File ~\Anaconda\envs\pytorch-gpu\Lib\site-packages\keras\src\trainers\compile_utils.py:356, in CompileMetrics.result(self)
    354 def result(self):
    355     if not self.built:
--> 356         raise ValueError(
    357             "Cannot get result() since the metric has not yet been built."
    358         )
    359     results = {}
    360     unique_name_counters = {}

ValueError: Cannot get result() since the metric has not yet been built.

Hi @Clarence_Ng, If possible could you please provide the model files which you are trying to load in order to reproduce the issue.
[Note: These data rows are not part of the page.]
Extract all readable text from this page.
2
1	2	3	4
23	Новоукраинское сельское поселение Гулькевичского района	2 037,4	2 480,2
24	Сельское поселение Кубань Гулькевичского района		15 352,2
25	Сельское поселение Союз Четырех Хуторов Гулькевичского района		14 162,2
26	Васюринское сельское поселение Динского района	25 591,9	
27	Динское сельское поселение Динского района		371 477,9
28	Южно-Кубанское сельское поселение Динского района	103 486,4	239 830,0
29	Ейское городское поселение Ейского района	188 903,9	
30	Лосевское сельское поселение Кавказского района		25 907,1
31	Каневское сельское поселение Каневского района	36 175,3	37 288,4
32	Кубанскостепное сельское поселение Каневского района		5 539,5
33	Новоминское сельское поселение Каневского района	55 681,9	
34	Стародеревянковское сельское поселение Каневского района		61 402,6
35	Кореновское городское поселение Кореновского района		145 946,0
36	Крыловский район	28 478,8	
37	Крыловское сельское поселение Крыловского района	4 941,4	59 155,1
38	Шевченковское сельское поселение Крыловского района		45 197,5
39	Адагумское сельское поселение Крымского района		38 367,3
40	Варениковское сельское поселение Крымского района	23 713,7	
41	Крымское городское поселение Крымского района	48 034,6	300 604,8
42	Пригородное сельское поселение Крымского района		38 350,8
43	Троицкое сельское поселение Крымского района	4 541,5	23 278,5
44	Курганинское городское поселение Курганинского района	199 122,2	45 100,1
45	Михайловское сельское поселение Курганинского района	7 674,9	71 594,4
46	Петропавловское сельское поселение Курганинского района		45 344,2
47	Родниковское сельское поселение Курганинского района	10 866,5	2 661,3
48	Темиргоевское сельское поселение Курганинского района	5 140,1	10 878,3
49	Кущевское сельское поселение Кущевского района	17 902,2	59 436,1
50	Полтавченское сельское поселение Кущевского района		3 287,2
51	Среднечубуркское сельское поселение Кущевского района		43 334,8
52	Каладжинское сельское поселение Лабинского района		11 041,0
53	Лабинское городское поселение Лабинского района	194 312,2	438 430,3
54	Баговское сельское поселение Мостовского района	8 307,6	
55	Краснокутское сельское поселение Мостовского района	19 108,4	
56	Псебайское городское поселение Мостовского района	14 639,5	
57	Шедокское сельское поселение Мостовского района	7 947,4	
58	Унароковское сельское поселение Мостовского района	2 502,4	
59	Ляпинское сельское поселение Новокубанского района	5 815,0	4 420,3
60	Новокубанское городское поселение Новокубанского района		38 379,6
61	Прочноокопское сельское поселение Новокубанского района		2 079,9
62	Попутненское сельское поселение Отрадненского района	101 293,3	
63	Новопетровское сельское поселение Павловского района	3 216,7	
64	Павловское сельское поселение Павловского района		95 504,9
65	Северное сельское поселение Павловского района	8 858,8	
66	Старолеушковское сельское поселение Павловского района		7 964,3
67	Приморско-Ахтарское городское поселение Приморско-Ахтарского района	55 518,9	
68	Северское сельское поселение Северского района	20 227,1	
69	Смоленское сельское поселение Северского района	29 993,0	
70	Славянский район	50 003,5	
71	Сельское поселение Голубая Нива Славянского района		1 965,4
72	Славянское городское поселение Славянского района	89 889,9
Thank You.

Hi Kikran,
Below is the code for generate the model

from sklearn.datasets import make_blobs
from tensorflow.keras.utils import to_categorical
from tensorflow.keras.models import Sequential
from tensorflow.keras.layers import Dense, Input
from matplotlib import pyplot
from os import makedirs
import os.path
import tensorflow as tf


# fit model on dataset
def fit_model(trainX, trainy):
    # define model
    model = Sequential()
    model.add(Input(shape=(2,)))  # Use Input layer here
    model.add(Dense(25, activation='relu'))
    model.add(Dense(3, activation='softmax'))
    
    model.compile(loss='categorical_crossentropy', optimizer='adam', metrics=['accuracy'])
    # fit model
    model.fit(trainX, trainy, epochs=500, verbose=0)
    return model
 
# generate 2d classification dataset
X, y = make_blobs(n_samples=1100, centers=3, n_features=2, cluster_std=2, random_state=2)
# one hot encode output variable
y = to_categorical(y)
# split into train and test
n_train = 100
trainX, testX = X[:n_train, :], X[n_train:, :]
trainy, testy = y[:n_train], y[n_train:]
print(trainX.shape, testX.shape)
# create directory for models
#makedirs('models')
if not os.path.exists('models'):
    os.makedirs('models')

# fit and save models
n_members = 5
for i in range(n_members):
    # fit model
    model = fit_model(trainX, trainy)
    # save model
    filename = 'models/model_' + str(i + 1) + '.keras'

    model.save(filename)
    print('>Saved %s' % filename)

Hi @Clarence_Ng, The problem has been resolved in the keras-nightly version. Please refer to this gist for working code example. Thank You.